README.md

jaeger-fun -- getting a little monitoring going

Tiny demo project of a service doing OpenTelemetry tracing via Jaeger, with that fancy Service Performance Monitoring hacked in using two custom Prometheus metrics.

docker-compose up for the dependencies (jaeger and prometheus)
go run example-service.go for the tiny service
do some requests at http://localhost:3000
have a look at http://localhost:16686/monitor for the SPM stuff (select example-service)
- http://localhost:9090 is the prometheus server

How neat!

This is just an idea, but maybe worth playing around with for systems with lots of existing metrics that already have most of the required info?
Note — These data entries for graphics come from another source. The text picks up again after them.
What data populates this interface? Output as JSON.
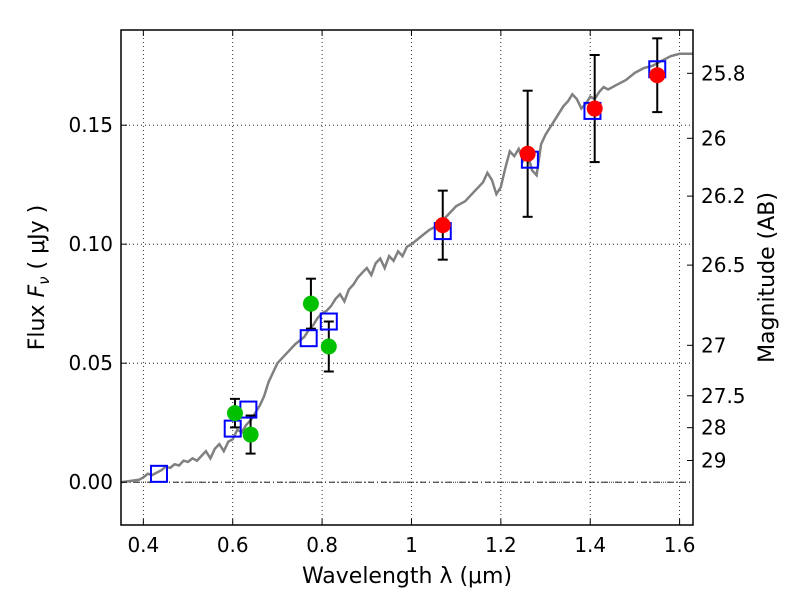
{
  "chart_data": {
    "type": "scatter",
    "xlabel": "Wavelength  λ (μm)",
    "ylabel_main": "Flux  ",
    "ylabel_sym": "F",
    "ylabel_sub": "ν",
    "ylabel_unit": "  ( μJy )",
    "y2label": "Magnitude (AB)",
    "xlim": [
      0.35,
      1.63
    ],
    "ylim": [
      -0.018,
      0.19
    ],
    "xticks": [
      0.4,
      0.6,
      0.8,
      1.0,
      1.2,
      1.4,
      1.6
    ],
    "xtick_labels": [
      "0.4",
      "0.6",
      "0.8",
      "1",
      "1.2",
      "1.4",
      "1.6"
    ],
    "yticks": [
      0.0,
      0.05,
      0.1,
      0.15
    ],
    "ytick_labels": [
      "0.00",
      "0.05",
      "0.10",
      "0.15"
    ],
    "mag_ticks": [
      {
        "label": "25.8",
        "flux": 0.1718
      },
      {
        "label": "26",
        "flux": 0.1445
      },
      {
        "label": "26.2",
        "flux": 0.1202
      },
      {
        "label": "26.5",
        "flux": 0.0912
      },
      {
        "label": "27",
        "flux": 0.0575
      },
      {
        "label": "27.5",
        "flux": 0.0363
      },
      {
        "label": "28",
        "flux": 0.0229
      },
      {
        "label": "29",
        "flux": 0.0091
      }
    ],
    "grid": true,
    "model_spectrum": {
      "color": "#808080",
      "x": [
        0.35,
        0.37,
        0.39,
        0.4,
        0.41,
        0.42,
        0.43,
        0.44,
        0.45,
        0.46,
        0.47,
        0.48,
        0.49,
        0.5,
        0.51,
        0.52,
        0.53,
        0.54,
        0.55,
        0.56,
        0.57,
        0.58,
        0.59,
        0.6,
        0.61,
        0.62,
        0.63,
        0.64,
        0.65,
        0.66,
        0.67,
        0.68,
        0.7,
        0.72,
        0.74,
        0.76,
        0.77,
        0.78,
        0.79,
        0.8,
        0.81,
        0.82,
        0.83,
        0.84,
        0.85,
        0.86,
        0.87,
        0.88,
        0.89,
        0.9,
        0.91,
        0.92,
        0.93,
        0.94,
        0.95,
        0.96,
        0.97,
        0.98,
        0.99,
        1.0,
        1.02,
        1.04,
        1.06,
        1.08,
        1.1,
        1.12,
        1.14,
        1.16,
        1.17,
        1.18,
        1.19,
        1.2,
        1.21,
        1.22,
        1.23,
        1.24,
        1.25,
        1.26,
        1.27,
        1.28,
        1.29,
        1.3,
        1.32,
        1.34,
        1.35,
        1.36,
        1.37,
        1.38,
        1.39,
        1.4,
        1.41,
        1.42,
        1.43,
        1.44,
        1.46,
        1.48,
        1.5,
        1.52,
        1.54,
        1.56,
        1.58,
        1.6,
        1.63
      ],
      "y": [
        0.0,
        0.0005,
        0.001,
        0.002,
        0.0035,
        0.003,
        0.004,
        0.005,
        0.0065,
        0.006,
        0.0075,
        0.007,
        0.009,
        0.0085,
        0.01,
        0.009,
        0.011,
        0.013,
        0.01,
        0.014,
        0.016,
        0.013,
        0.017,
        0.018,
        0.022,
        0.021,
        0.024,
        0.026,
        0.029,
        0.032,
        0.036,
        0.042,
        0.05,
        0.054,
        0.058,
        0.061,
        0.064,
        0.066,
        0.069,
        0.071,
        0.072,
        0.074,
        0.077,
        0.079,
        0.076,
        0.081,
        0.083,
        0.086,
        0.088,
        0.09,
        0.087,
        0.092,
        0.094,
        0.09,
        0.095,
        0.093,
        0.097,
        0.095,
        0.099,
        0.1,
        0.103,
        0.106,
        0.108,
        0.112,
        0.116,
        0.118,
        0.122,
        0.126,
        0.13,
        0.127,
        0.121,
        0.124,
        0.132,
        0.139,
        0.137,
        0.14,
        0.135,
        0.138,
        0.131,
        0.129,
        0.142,
        0.146,
        0.152,
        0.158,
        0.16,
        0.163,
        0.161,
        0.157,
        0.159,
        0.162,
        0.161,
        0.164,
        0.166,
        0.165,
        0.167,
        0.169,
        0.172,
        0.174,
        0.175,
        0.177,
        0.179,
        0.18,
        0.18
      ]
    },
    "series": [
      {
        "marker": "open-square",
        "color": "#0000ff",
        "x": [
          0.435,
          0.6,
          0.635,
          0.77,
          0.815,
          1.07,
          1.265,
          1.405,
          1.55
        ],
        "y": [
          0.0035,
          0.0225,
          0.0305,
          0.0605,
          0.0675,
          0.1055,
          0.1355,
          0.156,
          0.1735
        ]
      },
      {
        "marker": "filled-circle",
        "color": "#00c000",
        "x": [
          0.605,
          0.64,
          0.775,
          0.815
        ],
        "y": [
          0.029,
          0.02,
          0.075,
          0.057
        ],
        "err": [
          0.006,
          0.008,
          0.0105,
          0.0105
        ]
      },
      {
        "marker": "filled-circle",
        "color": "#ff0000",
        "x": [
          1.07,
          1.26,
          1.41,
          1.55
        ],
        "y": [
          0.108,
          0.138,
          0.157,
          0.171
        ],
        "err": [
          0.0145,
          0.0265,
          0.0225,
          0.0155
        ]
      }
    ],
    "zero_line": {
      "y": 0.0,
      "color": "#000000",
      "style": "dashdot"
    }
  }
}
metrics only use range queries (source)
would need to "find" or map existing metrics
- different metric name
- different label names
- missing labels (span_kind, status_code)
  - generate based on defaults ("SPAN_KIND_SERVER") and http_status_code
- looks like we need an "on the fly" Prometheus proxy that rewrites queries as needed
there is https://pkg.go.dev/github.com/prometheus/prometheus/promql/parser, which may be exactly what is needed?
query example: curl 'http://localhost:9090/api/v1/query_range' --get --data-urlencode 'query=sum(rate(calls_total{service_name =~ "example-service", status_code = "STATUS_CODE_ERROR"}[5m])) by (service_name) / sum(rate(calls_total{service_name =~ "example-service"}[5m])) by (service_name)' --data-urlencode 'start=1677186016' --data-urlencode 'end=1677186500' --data-urlencode 'step=10s'
- would need rewriting of data.result.metric which contains labels (i.e. service_name because of the aggregation?)
- could decode using json.Decoder#Token
  - but need to output json ourselves
  - need to figure out how to find out that we are at metric
  - or just parse in-memory :)